NHS hospitals in England 94 per cent full before Omicron

Statistics show that hospitals are already 94 per cent full, with four out of five critical care beds occupied, even before the spread of the Omicron variant began causing a big influx of patients.

The latest NSH data shows hospitals under intense pressure and has sparked fresh fears that the health service may struggle to deal with the coming surge in cases this winter.

Chris Hopson, chief executive of NHS Providers, said: “It is worrying that 94 per cent of hospital beds and 81 per cent of critical care beds are already full, given the new Omicron variant is in its early stages and has so far led to only a relatively small number of people needing hospital care. However, with infection levels rising rapidly, trust leaders are increasingly clear that they are likely to see significant numbers of extra Covid-19 patients over the coming weeks. What remains unclear is how many patients and with what severity of illness.”

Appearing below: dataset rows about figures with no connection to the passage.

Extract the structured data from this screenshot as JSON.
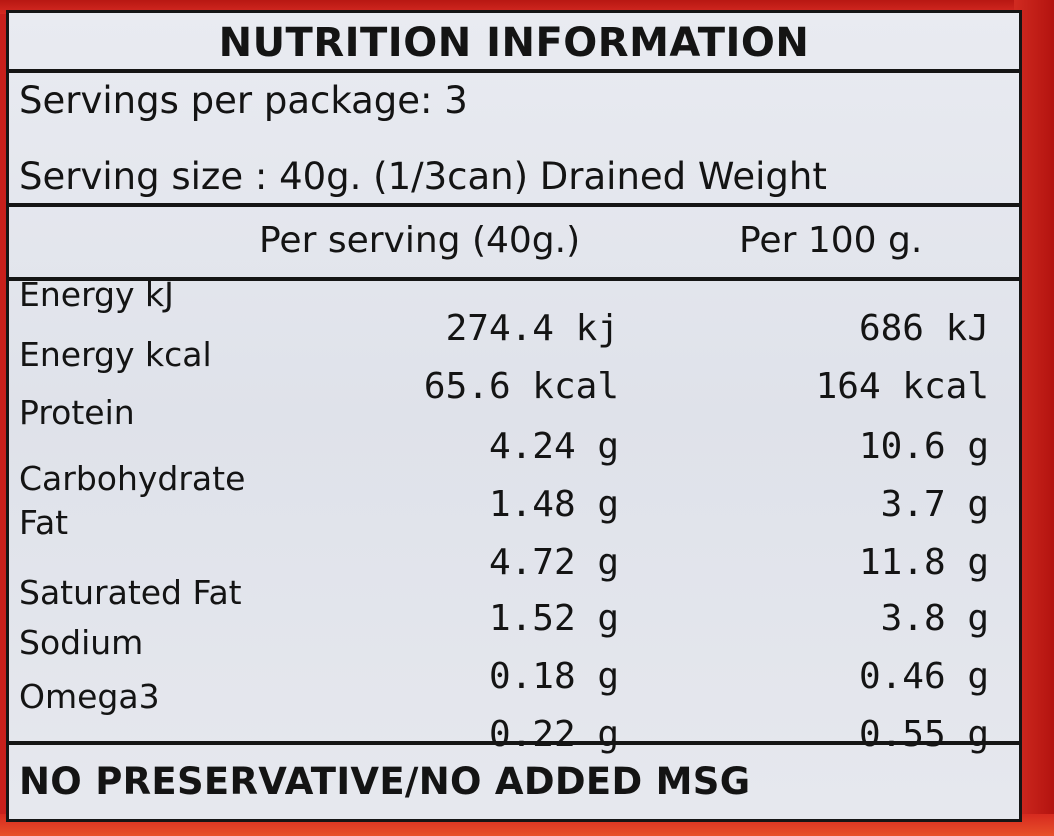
{
  "label": {
    "title": "NUTRITION INFORMATION",
    "servings_per_package": "Servings per package: 3",
    "serving_size": "Serving size : 40g. (1/3can) Drained Weight",
    "columns": {
      "per_serving": "Per serving (40g.)",
      "per_100g": "Per 100 g."
    },
    "nutrient_names": [
      "Energy kJ",
      "Energy kcal",
      "Protein",
      "Carbohydrate",
      "Fat",
      "Saturated Fat",
      "Sodium",
      "Omega3"
    ],
    "rows": [
      {
        "per_serving": "274.4 kj",
        "per_100g": "686 kJ"
      },
      {
        "per_serving": "65.6 kcal",
        "per_100g": "164 kcal"
      },
      {
        "per_serving": "4.24 g",
        "per_100g": "10.6 g"
      },
      {
        "per_serving": "1.48 g",
        "per_100g": "3.7 g"
      },
      {
        "per_serving": "4.72 g",
        "per_100g": "11.8 g"
      },
      {
        "per_serving": "1.52 g",
        "per_100g": "3.8 g"
      },
      {
        "per_serving": "0.18 g",
        "per_100g": "0.46 g"
      },
      {
        "per_serving": "0.22 g",
        "per_100g": "0.55 g"
      }
    ],
    "footer": "NO PRESERVATIVE/NO ADDED MSG"
  },
  "colors": {
    "can_red": "#c8201c",
    "label_background": "#e4e6ed",
    "ink": "#141414"
  }
}
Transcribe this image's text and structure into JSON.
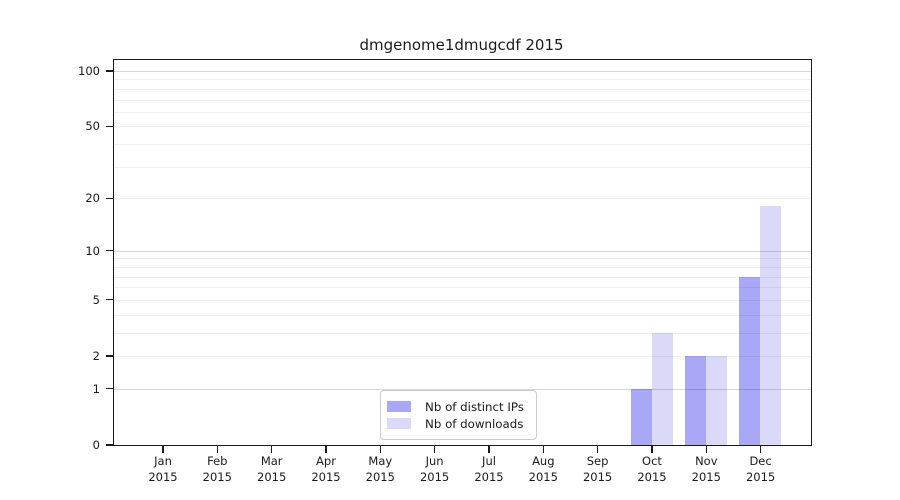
{
  "title": "dmgenome1dmugcdf 2015",
  "legend": {
    "items": [
      {
        "label": "Nb of distinct IPs",
        "color": "#a8a8f6"
      },
      {
        "label": "Nb of downloads",
        "color": "#dadaf8"
      }
    ]
  },
  "chart_data": {
    "type": "bar",
    "title": "dmgenome1dmugcdf 2015",
    "categories": [
      "Jan",
      "Feb",
      "Mar",
      "Apr",
      "May",
      "Jun",
      "Jul",
      "Aug",
      "Sep",
      "Oct",
      "Nov",
      "Dec"
    ],
    "year_label": "2015",
    "series": [
      {
        "name": "Nb of distinct IPs",
        "color": "#a8a8f6",
        "values": [
          0,
          0,
          0,
          0,
          0,
          0,
          0,
          0,
          0,
          1,
          2,
          7
        ]
      },
      {
        "name": "Nb of downloads",
        "color": "#dadaf8",
        "values": [
          0,
          0,
          0,
          0,
          0,
          0,
          0,
          0,
          0,
          3,
          2,
          18
        ]
      }
    ],
    "xlabel": "",
    "ylabel": "",
    "yscale": "symlog(log(1+v))",
    "ylim": [
      0,
      113
    ],
    "y_ticks": [
      0,
      1,
      2,
      5,
      10,
      20,
      50,
      100
    ],
    "y_major_gridlines": [
      1,
      10,
      100
    ],
    "y_minor_gridlines": [
      2,
      3,
      4,
      5,
      6,
      7,
      8,
      9,
      20,
      30,
      40,
      50,
      60,
      70,
      80,
      90
    ],
    "grid": "horizontal",
    "legend_position": "lower center"
  }
}
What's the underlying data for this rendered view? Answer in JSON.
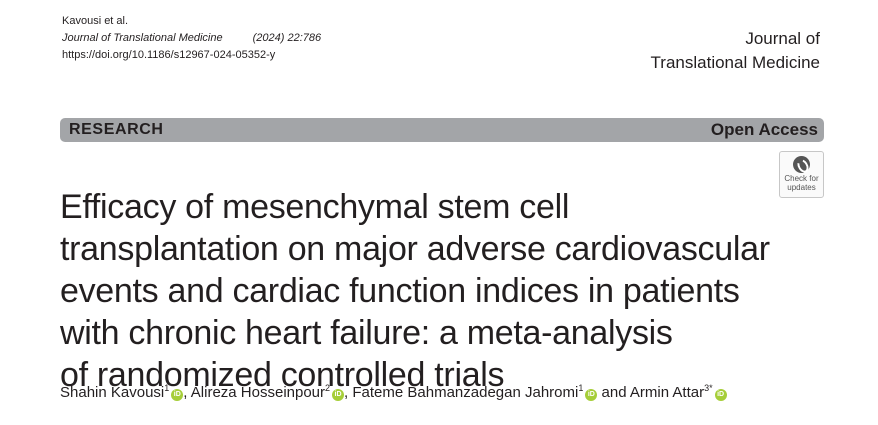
{
  "header": {
    "authors_short": "Kavousi et al.",
    "journal_citation": "Journal of Translational Medicine",
    "volume": "(2024) 22:786",
    "doi": "https://doi.org/10.1186/s12967-024-05352-y",
    "journal_name_line1": "Journal of",
    "journal_name_line2": "Translational Medicine"
  },
  "banner": {
    "label": "RESEARCH",
    "access": "Open Access",
    "color": "#a3a5a8"
  },
  "check_updates": {
    "line1": "Check for",
    "line2": "updates",
    "icon": "check-for-updates-icon"
  },
  "title_lines": [
    "Efficacy of mesenchymal stem cell",
    "transplantation on major adverse cardiovascular",
    "events and cardiac function indices in patients",
    "with chronic heart failure: a meta-analysis",
    "of randomized controlled trials"
  ],
  "authors": [
    {
      "name": "Shahin Kavousi",
      "sup": "1",
      "sep": ", "
    },
    {
      "name": "Alireza Hosseinpour",
      "sup": "2",
      "sep": ", "
    },
    {
      "name": "Fateme Bahmanzadegan Jahromi",
      "sup": "1",
      "sep": " and "
    },
    {
      "name": "Armin Attar",
      "sup": "3*",
      "sep": ""
    }
  ],
  "orcid_label": "iD",
  "orcid_color": "#a6ce39"
}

The figures were contained in NHS England’s latest weekly batch of ‘winter sitreps’ data, and show that of the 90,702 adult general and acute beds in acute hospitals that were open in the week to 12 December, 85,558 (94.3 per cent) were occupied. Of the 4,016 critical care beds that hospitals had open, 3,246 (80.8 per cent) had patients in them. These are the beds that will be used by people left seriously ill by Omicron.

The data also showed that NHS trusts in England had to divert patients in ambulances to other nearby hospitals 28 times last week because their A&E was too busy to admit them. It happened nine times at University Hospitals Birmingham trust and eight times at Worcestershire acute hospitals trust.

This has also meant that record numbers of patients are having to be looked after by ambulance crews outside hospitals for long periods because A&Es do not have the staff or space for them to be offloaded.